AOM: Maya Krantz

Izzy Gonzalez, Staff Writer

Junior Maya Krantz’s younger sister’s birthday party in 6th grade featured bracelet beading. Walking into the celebration, she did not suspect that the craft project would develop into what has become her passion.

Maya Krantz takes jewelry making at the high school, metalworking independently, and has taken classes at the Brookline Arts Center. She creates projects ranging from earrings to sculptures of hands, and has sold some of her jewelry at local book store Brookline Booksmith. Krantz said she uses jewelry making and metalworking as an outlet for her creativity and love of experimenting with materials.

 

Krantz’s one of her greatest challenges is finding the time for her art because she pursues other hobbies like violin and lighting for plays.

According to junior Nitasha Yajnik, a friend of Krantz’s, she has always been able to overcome this struggle for time.

“I know she spends a lot of time working on things,” Yajnik said. “I don’t know the exact number, but she’s always working on something, and sometimes she’ll bring it to school to work on, or at home when she has free time.”

According to her younger sister, freshman Hannah Krantz, Maya Krantz concentrated on jewelery making the most during 7th grade while it was being sold at the Brookline Booksmith.

“She used to come home from school, and spend all afternoon making stuff,” Hannah Krantz said.  

Maya Krantz said that although it was exciting to make art for the Brookline Booksmith, it  could also be restricting.

“With a customer, they want a specific design, and you have to do it exactly that way,” she said. “Sometimes when I’m making things, I like to start designing something, and then in the middle of it, if I don’t like it, I can change it up.”

For her, changing the design after starting a project is a part of the process, as well as part of the fun.

“I like being creative, and designing things, and putting things together, and figuring out how things work,” Krantz said.
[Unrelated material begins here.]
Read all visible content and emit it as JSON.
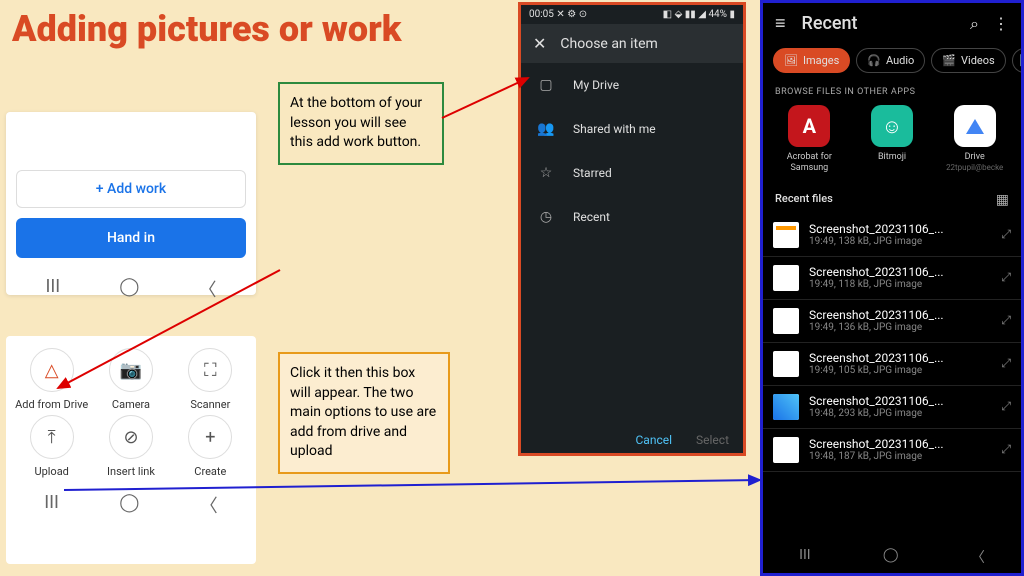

Because jewelry making and metalworking involve different materials and textures, a viewer may see it from several angles. Krantz said that as a result, jewelry making and metalworking are very unique from two dimensional art like painting or drawing.

One of her favorite pieces that she’s made, a cuff bracelet, incorporates this concept of texture.

“There’s a lightning bolt cut out of it, and a moon, and it has a hammer pattern on it. When you shine it up to a light, a really bright light, it’s supposed to shine like stars,” Krantz said.

Hannah Krantz said she thinks her sister is imaginative and can bring ideas to life as a product.

“I’ve always been really impressed by it because she can just take a bunch of beads and wire, and make them into something that people will buy and wear,” Hannah Krantz said.

According to Yajnik, part of what makes her friend so great at what she does is her amount of passion. Yajnik said the excitement in Krantz’s voice while sharing her latest project could put a smile on anyone’s face.
“Maya’s always really happy and energetic and she brings that out in her art,” Yajnik said. “Seeing her art always makes me happy because it makes her happy. Her art resembles her happiness.”